We couldn't believe it! We had made a blend that tasted better than the starting components! Us! Who don't know anything! Woo hoo!

Now the hard part: We had to calculate the percentages of each component. We had been keeping track, but every time we added another wine to the brew, the ratios of course shifted. Fortunately, Gordon has an engineer's knack for numbers, and we managed to wrestle the ratios into shape.

Our final blend turned out to be 70% Cabernet Sauvignon, 17% Cabernet Franc, 9% Petit Verdot, and a mere 4% Merlot (that's all it needed to do the job!).

Gleeful, we whipped up some more of the blend and split it between ourselves and corked the results for our future enjoyment. (Sorry, I drank mine share all up the next day.)

Art for Wine

Now all we had to do was knock out a label work of art and we're home free! Bonnie went on my computer and called up her graphics program from the Cloud, and saved it to my desktop as a PDF file. Bonnie and Gordon went home happy.

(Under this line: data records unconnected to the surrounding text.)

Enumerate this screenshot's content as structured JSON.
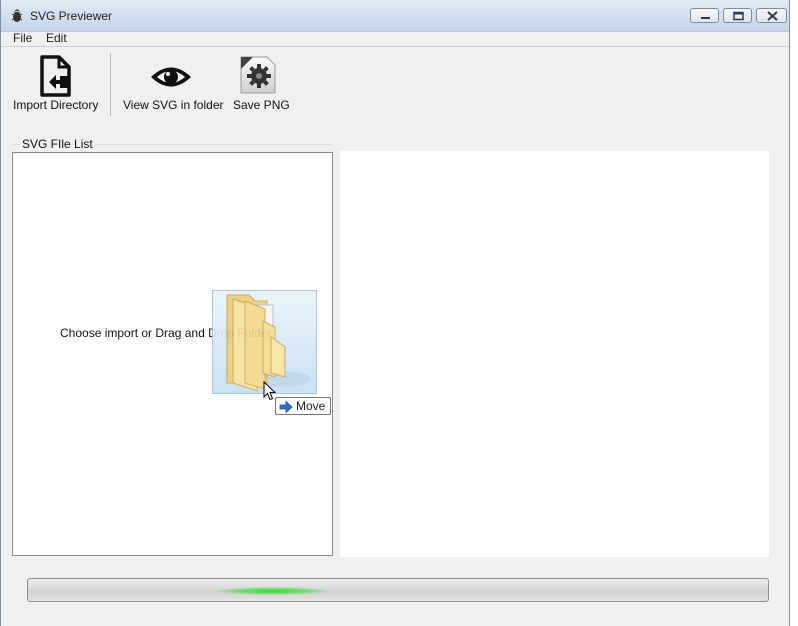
{
  "window": {
    "title": "SVG Previewer",
    "icon": "bug-icon",
    "controls": [
      "minimize-icon",
      "maximize-icon",
      "close-icon"
    ]
  },
  "menu": {
    "items": [
      {
        "label": "File"
      },
      {
        "label": "Edit"
      }
    ]
  },
  "toolbar": {
    "import_label": "Import Directory",
    "import_icon": "file-import-icon",
    "view_label": "View SVG in folder",
    "view_icon": "eye-icon",
    "save_label": "Save PNG",
    "save_icon": "png-gear-icon"
  },
  "file_list": {
    "group_label": "SVG FIle List",
    "hint": "Choose import or Drag and Drop Folder"
  },
  "drag": {
    "icon": "folder-icon",
    "tooltip": "Move",
    "tooltip_icon": "arrow-right-icon"
  },
  "progress": {
    "state": "indeterminate",
    "color": "#33e02c"
  }
}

But I discovered that the graphic didn't fit the specs we had gotten from Crushpad. And I don't have a PDF editor. Oh nooo Mr Bill! I ended up using Microsoft Powerpoint, believe it or not, to gin up a not-awful image in the right size -- Powerpoint can save as PDF, as it turns out.

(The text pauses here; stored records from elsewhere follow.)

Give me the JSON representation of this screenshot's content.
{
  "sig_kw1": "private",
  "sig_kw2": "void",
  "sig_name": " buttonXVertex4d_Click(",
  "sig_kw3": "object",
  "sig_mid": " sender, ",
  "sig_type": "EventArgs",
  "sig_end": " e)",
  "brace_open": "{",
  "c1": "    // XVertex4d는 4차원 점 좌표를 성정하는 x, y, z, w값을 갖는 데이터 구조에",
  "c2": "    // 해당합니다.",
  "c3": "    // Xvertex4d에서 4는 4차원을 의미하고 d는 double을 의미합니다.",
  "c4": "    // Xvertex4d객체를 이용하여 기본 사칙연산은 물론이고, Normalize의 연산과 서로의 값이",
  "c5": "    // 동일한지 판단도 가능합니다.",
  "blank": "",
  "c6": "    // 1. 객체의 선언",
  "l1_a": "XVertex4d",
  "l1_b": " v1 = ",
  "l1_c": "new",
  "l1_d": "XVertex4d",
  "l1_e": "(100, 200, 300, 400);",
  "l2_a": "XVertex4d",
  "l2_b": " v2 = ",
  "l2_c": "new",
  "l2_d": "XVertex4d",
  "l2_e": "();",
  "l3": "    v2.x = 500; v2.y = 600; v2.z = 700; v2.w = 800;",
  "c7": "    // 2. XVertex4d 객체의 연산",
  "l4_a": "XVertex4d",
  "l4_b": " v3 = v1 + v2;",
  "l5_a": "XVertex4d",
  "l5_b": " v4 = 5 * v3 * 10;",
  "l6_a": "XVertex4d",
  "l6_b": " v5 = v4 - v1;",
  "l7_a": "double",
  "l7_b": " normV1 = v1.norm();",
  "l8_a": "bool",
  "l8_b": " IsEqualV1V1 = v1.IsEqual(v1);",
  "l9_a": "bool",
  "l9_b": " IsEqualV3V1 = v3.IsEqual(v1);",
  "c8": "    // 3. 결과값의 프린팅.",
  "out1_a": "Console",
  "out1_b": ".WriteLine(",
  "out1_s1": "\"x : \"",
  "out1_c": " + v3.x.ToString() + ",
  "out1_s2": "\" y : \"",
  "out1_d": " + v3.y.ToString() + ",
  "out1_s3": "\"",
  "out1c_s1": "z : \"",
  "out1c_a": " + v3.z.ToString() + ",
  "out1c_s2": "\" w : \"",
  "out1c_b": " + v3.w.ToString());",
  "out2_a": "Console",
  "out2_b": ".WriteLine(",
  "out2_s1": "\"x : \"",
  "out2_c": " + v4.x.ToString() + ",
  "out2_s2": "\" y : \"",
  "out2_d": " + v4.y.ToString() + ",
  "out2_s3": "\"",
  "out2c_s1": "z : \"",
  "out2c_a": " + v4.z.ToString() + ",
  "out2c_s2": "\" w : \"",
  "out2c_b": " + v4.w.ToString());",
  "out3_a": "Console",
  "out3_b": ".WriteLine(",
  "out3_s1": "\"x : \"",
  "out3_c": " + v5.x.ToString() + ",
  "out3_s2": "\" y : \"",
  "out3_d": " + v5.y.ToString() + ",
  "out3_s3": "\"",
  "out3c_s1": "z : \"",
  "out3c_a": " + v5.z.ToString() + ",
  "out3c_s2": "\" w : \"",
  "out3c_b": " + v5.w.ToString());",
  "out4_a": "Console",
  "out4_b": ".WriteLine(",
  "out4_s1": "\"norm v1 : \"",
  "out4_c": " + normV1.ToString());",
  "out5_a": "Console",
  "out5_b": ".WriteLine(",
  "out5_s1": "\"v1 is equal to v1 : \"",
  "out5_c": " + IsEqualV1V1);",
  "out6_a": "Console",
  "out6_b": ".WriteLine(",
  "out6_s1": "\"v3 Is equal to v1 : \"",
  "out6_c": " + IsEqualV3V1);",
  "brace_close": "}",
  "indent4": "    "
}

I can't imagine that we'll win this competition, given our level of ignorance of the process, but I can tell you that we had a really good time, far more fun than I had expected. And we learned a surprising amount, considering that we weren't trying to learn anything at all.

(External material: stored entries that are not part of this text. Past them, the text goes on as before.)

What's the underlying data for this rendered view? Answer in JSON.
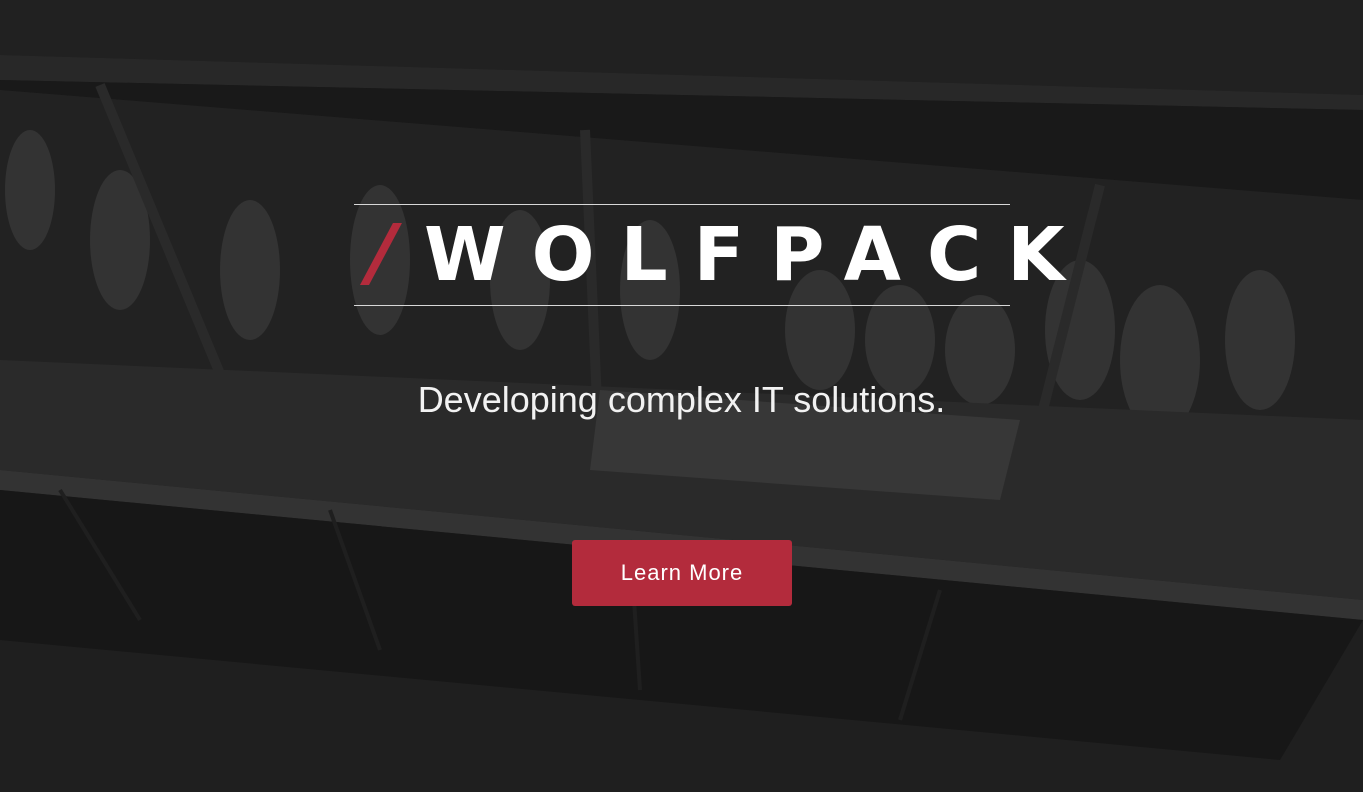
{
  "hero": {
    "logo_text": "WOLFPACK",
    "tagline": "Developing complex IT solutions.",
    "cta_label": "Learn More"
  },
  "colors": {
    "accent": "#b32b3c",
    "text": "#ffffff"
  },
  "icons": {
    "logo_mark": "slash-icon"
  }
}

What I'd Really Like is a Mixed Case of My Competitors!

If by some chance we do win -- say, all the other nine wine bloggers abruptly drop out on the grounds that they're just too good -- we get a free case of the blend we dreamed up. With out label on it. When that miracle doesn't occur, we can buy a case for $300 instead. That in fact is what regular customers of Fusebox do - you come up with a blend, email the blend in and a label design (using their graphics program instead of Powerpoint!), and then you can order wine to your custom blend at about $300 a case. Instant Christmas present that will impress your friends and baffle your enemies! And if the blend really turns out well, you can keep ordering more cases of your special blend.

Crushpad is at http://www.crushpadwine.com and its Fusebox system can be found, with all details, at http://www.crushpadwine.com/blend/fusebox .

If your blending experience inspires you to step up to the full Crushpad winemaking experience, you might find yourself on the way to becoming a real winemaker, even selling your wine (Crushpad offers commercial sales services). Apparently several customers have made the move to making a living making wine! And some are said to have gotten 90-plus points on their wines from the leading raters such as Wine Spectator and R. Parker. Phew!

I Feel a Blending Party Comin' On!

Or, if you're more like me and fun is fun but let's not get crazy here, you can still keep the party going by ordering Fuseboxes for your winetasting group. How's that for a party? Instead of just bringing wine, you bring wine blending! Each Fusebox is good for four or so people, or about $20 each, a decent price for this much fun.